走出一段距離,他回頭看了一眼,虛還蹲在那裡,專注地擦著那根柱子。
墨淵收回目光,心中暗自思忖。
這個虛,悟性確實一般,但勝在耐心和毅力。
半年多,就守著這根柱子,一點一點地擦,一點一點地學。
這樣的人,或許走得慢,但一定能走到最後。
墨淵繼續前行。
穿過一道迴廊,眼前出現一座偏殿。
殿門半掩,裡面隱約有人影晃動。
墨淵走近幾步,探頭看去。
殿內,一箇中年男子正站在一個巨大的羅盤前,雙手按在羅盤邊緣,周身規則之力湧動,正在小心翼翼地維護著甚麼。
墨淵看了一會兒,忽然開口:“器物養護?”
中年男子回過頭,看向他。
“新人?”他問。
墨淵點頭。
風衍繼續低頭維護羅盤。
墨淵走進殿內,在他身後站定。
“怎麼稱呼?”
“風衍。

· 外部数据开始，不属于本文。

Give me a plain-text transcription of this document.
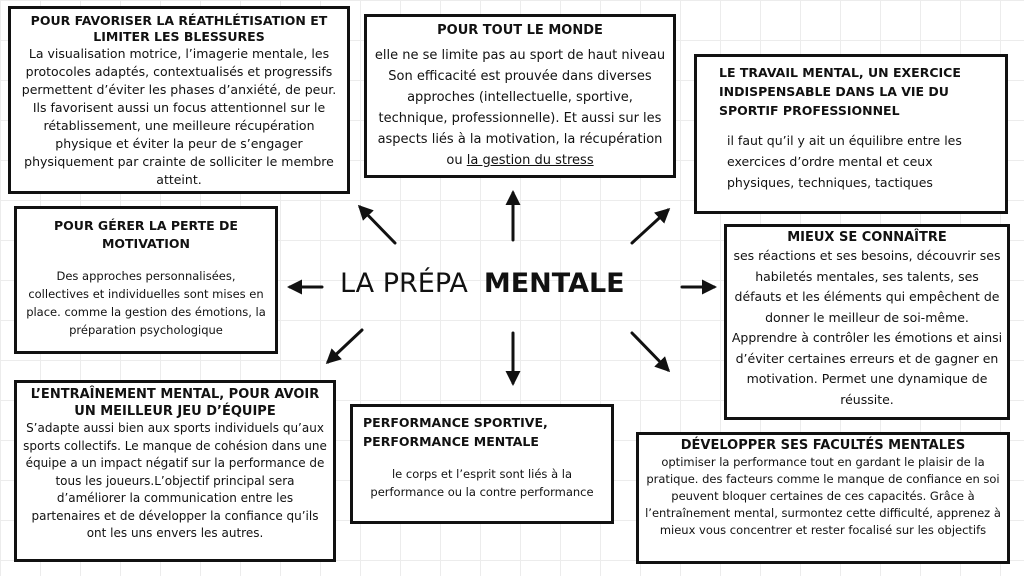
LA PRÉPA MENTALE
POUR FAVORISER LA RÉATHLÉTISATION ET LIMITER LES BLESSURES

La visualisation motrice, l’imagerie mentale, les protocoles adaptés, contextualisés et progressifs permettent d’éviter les phases d’anxiété, de peur. Ils favorisent aussi un focus attentionnel sur le rétablissement, une meilleure récupération physique et éviter la peur de s’engager physiquement par crainte de solliciter le membre atteint.

POUR TOUT LE MONDE

elle ne se limite pas au sport de haut niveau Son efficacité est prouvée dans diverses approches (intellectuelle, sportive, technique, professionnelle). Et aussi sur les aspects liés à la motivation, la récupération ou la gestion du stress

LE TRAVAIL MENTAL, UN EXERCICE INDISPENSABLE DANS LA VIE DU SPORTIF PROFESSIONNEL

il faut qu’il y ait un équilibre entre les exercices d’ordre mental et ceux physiques, techniques, tactiques

POUR GÉRER LA PERTE DE MOTIVATION

Des approches personnalisées, collectives et individuelles sont mises en place. comme la gestion des émotions, la préparation psychologique

MIEUX SE CONNAÎTRE

ses réactions et ses besoins, découvrir ses habiletés mentales, ses talents, ses défauts et les éléments qui empêchent de donner le meilleur de soi-même. Apprendre à contrôler les émotions et ainsi d’éviter certaines erreurs et de gagner en motivation. Permet une dynamique de réussite.

L’ENTRAÎNEMENT MENTAL, POUR AVOIR UN MEILLEUR JEU D’ÉQUIPE

S’adapte aussi bien aux sports individuels qu’aux sports collectifs. Le manque de cohésion dans une équipe a un impact négatif sur la performance de tous les joueurs.L’objectif principal sera d’améliorer la communication entre les partenaires et de développer la confiance qu’ils ont les uns envers les autres.

PERFORMANCE SPORTIVE, PERFORMANCE MENTALE

le corps et l’esprit sont liés à la performance ou la contre performance

DÉVELOPPER SES FACULTÉS MENTALES

optimiser la performance tout en gardant le plaisir de la pratique. des facteurs comme le manque de confiance en soi peuvent bloquer certaines de ces capacités. Grâce à l’entraînement mental, surmontez cette difficulté, apprenez à mieux vous concentrer et rester focalisé sur les objectifs
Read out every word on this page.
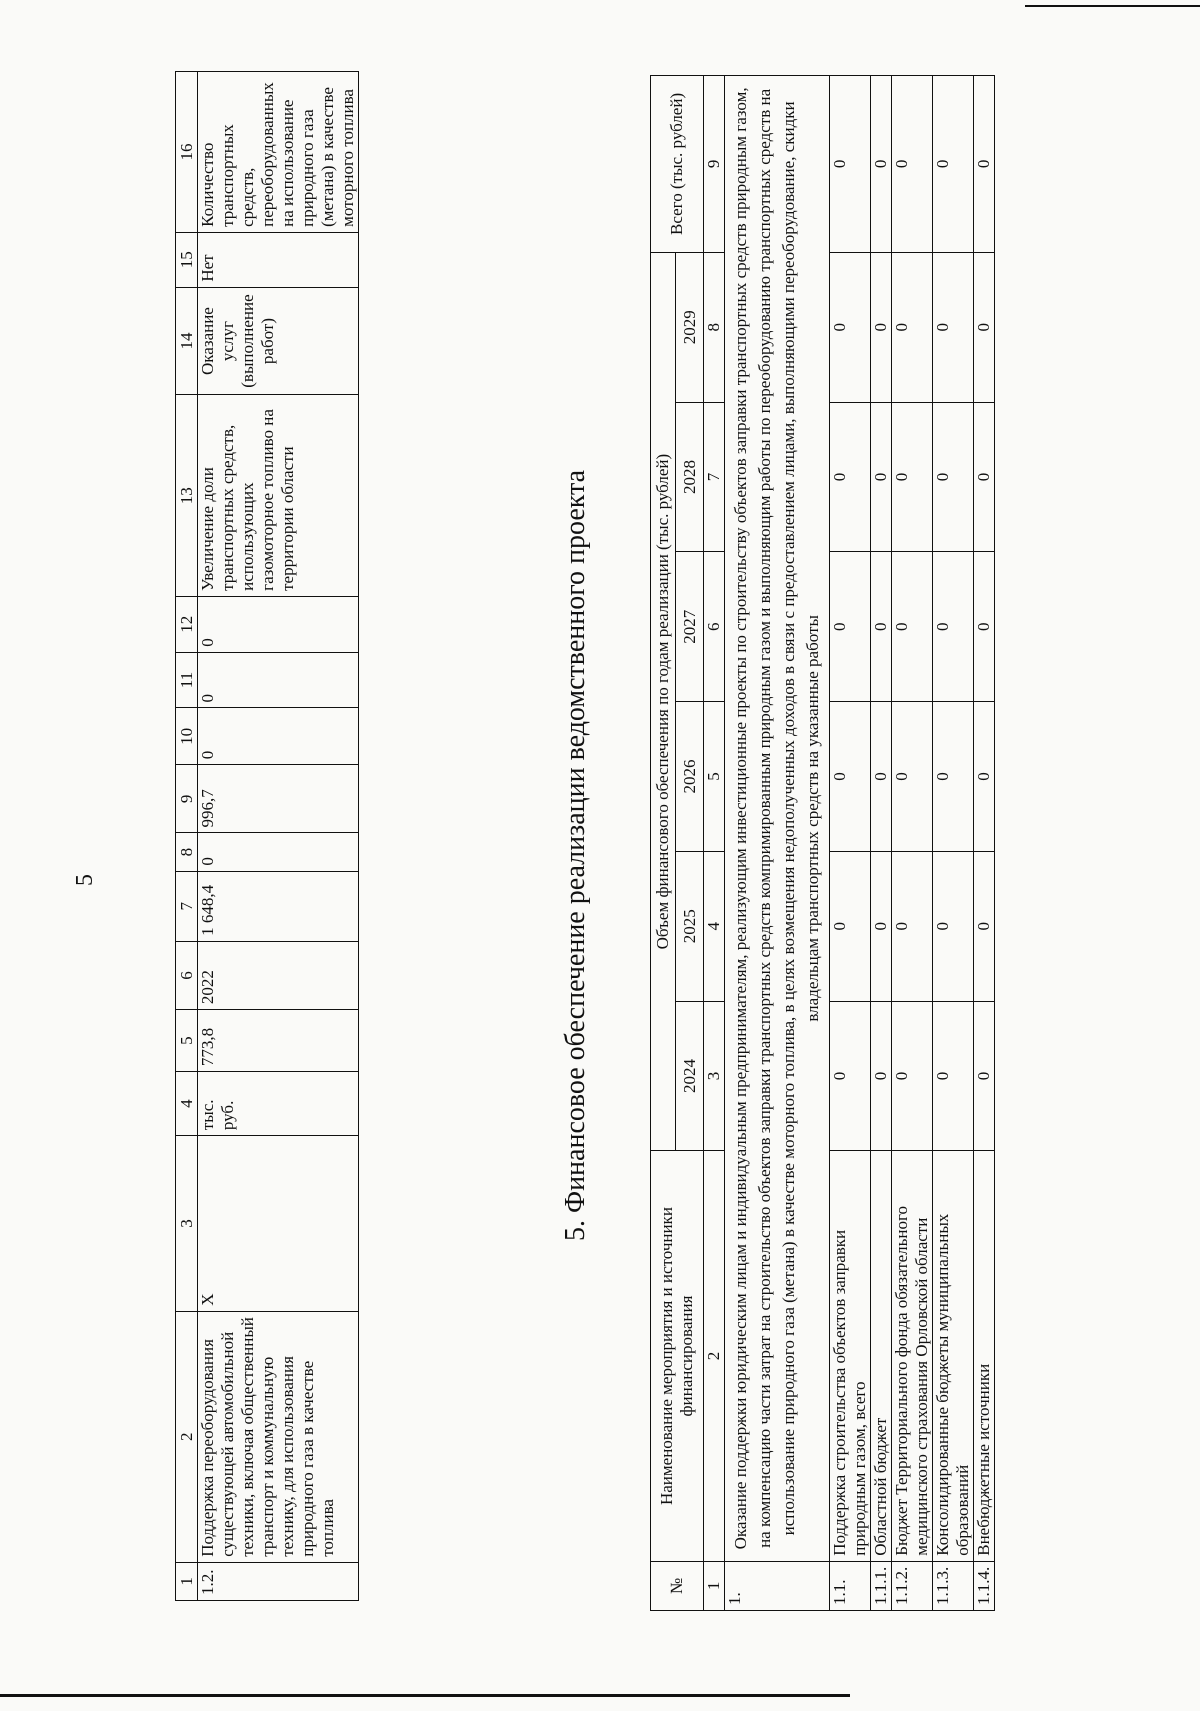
5
1	2	3	4	5	6	7	8	9	10	11	12	13	14	15	16
1.2.	Поддержка переоборудования существующей автомобильной техники, включая общественный транспорт и коммунальную технику, для использования природного газа в качестве топлива	X	тыс. руб.	773,8	2022	1 648,4	0	996,7	0	0	0	Увеличение доли транспортных средств, использующих газомоторное топливо на территории области	Оказание услуг (выполнение работ)	Нет	Количество транспортных средств, переоборудованных на использование природного газа (метана) в качестве моторного топлива
5. Финансовое обеспечение реализации ведомственного проекта
№	Наименование мероприятия и источники финансирования	Объем финансового обеспечения по годам реализации (тыс. рублей)						Всего (тыс. рублей)
		2024	2025	2026	2027	2028	2029	
1	2	3	4	5	6	7	8	9
1.	Оказание поддержки юридическим лицам и индивидуальным предпринимателям, реализующим инвестиционные проекты по строительству объектов заправки транспортных средств природным газом, на компенсацию части затрат на строительство объектов заправки транспортных средств компримированным природным газом и выполняющим работы по переоборудованию транспортных средств на использование природного газа (метана) в качестве моторного топлива, в целях возмещения недополученных доходов в связи с предоставлением лицами, выполняющими переоборудование, скидки владельцам транспортных средств на указанные работы							
1.1.	Поддержка строительства объектов заправки природным газом, всего	0	0	0	0	0	0	0
1.1.1.	Областной бюджет	0	0	0	0	0	0	0
1.1.2.	Бюджет Территориального фонда обязательного медицинского страхования Орловской области	0	0	0	0	0	0	0
1.1.3.	Консолидированные бюджеты муниципальных образований	0	0	0	0	0	0	0
1.1.4.	Внебюджетные источники	0	0	0	0	0	0	0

”
“風衍道友,您在這裡多久了?”
“半年多。”
“學到甚麼了?”
風衍的動作頓了一下,然後緩緩開口:“五層。”
墨淵點頭:“五層,這個進度,比那個虛快一層了。”
他上下打量風衍一番,目光在他身上停留了片刻。
“風衍道友的悟性不錯。”
風衍淡淡道:“還行。”
墨淵點點頭,沒再說話。
他在殿內站了一會兒,看著風衍維護那個羅盤,風衍也沒有理會他,半刻鐘後,墨淵轉身離開。
走出偏殿,他繼續向前。
穿過一座花園,這裡有一座小院,院門口堆著一些柴火,裡面隱約有火光跳動。
墨淵走近幾步,探頭看去。
院內,一個老者正蹲在一個灶臺前,手裡拿著一根燒火棍,專注地撥弄著灶膛裡的柴火。
老者旁邊站著一個年輕女子,手裡端著一盆水,隨時準備遞過去。
灶膛裡的火苗跳動著,顏色不是普通的紅色,而是帶著一絲淡淡的金芒。
老者的動作很慢,很穩,每一次撥弄,那金芒就會跳動一下,然後又恢復正常。
墨淵看了一會兒,忽然開口:“燒火?”
老者回過頭,看向他。
“新人?”他問。
墨淵點頭。
老者點點頭,繼續低頭燒火。
墨淵走進院內,在他身後站定。
“怎麼稱呼?”
“墟化子,這是老夫的徒弟,青禾。”
青禾向他微微點頭。
墨淵看向灶膛裡的火苗。
“這火燒了多久了?”
“半年多。”墟化子說。
“學到甚麼了?”
墟化子緩緩開口:“三層。”
墨淵沒再說話,轉身離開,身後的虛化子,頓時有一種莫名其妙的感覺。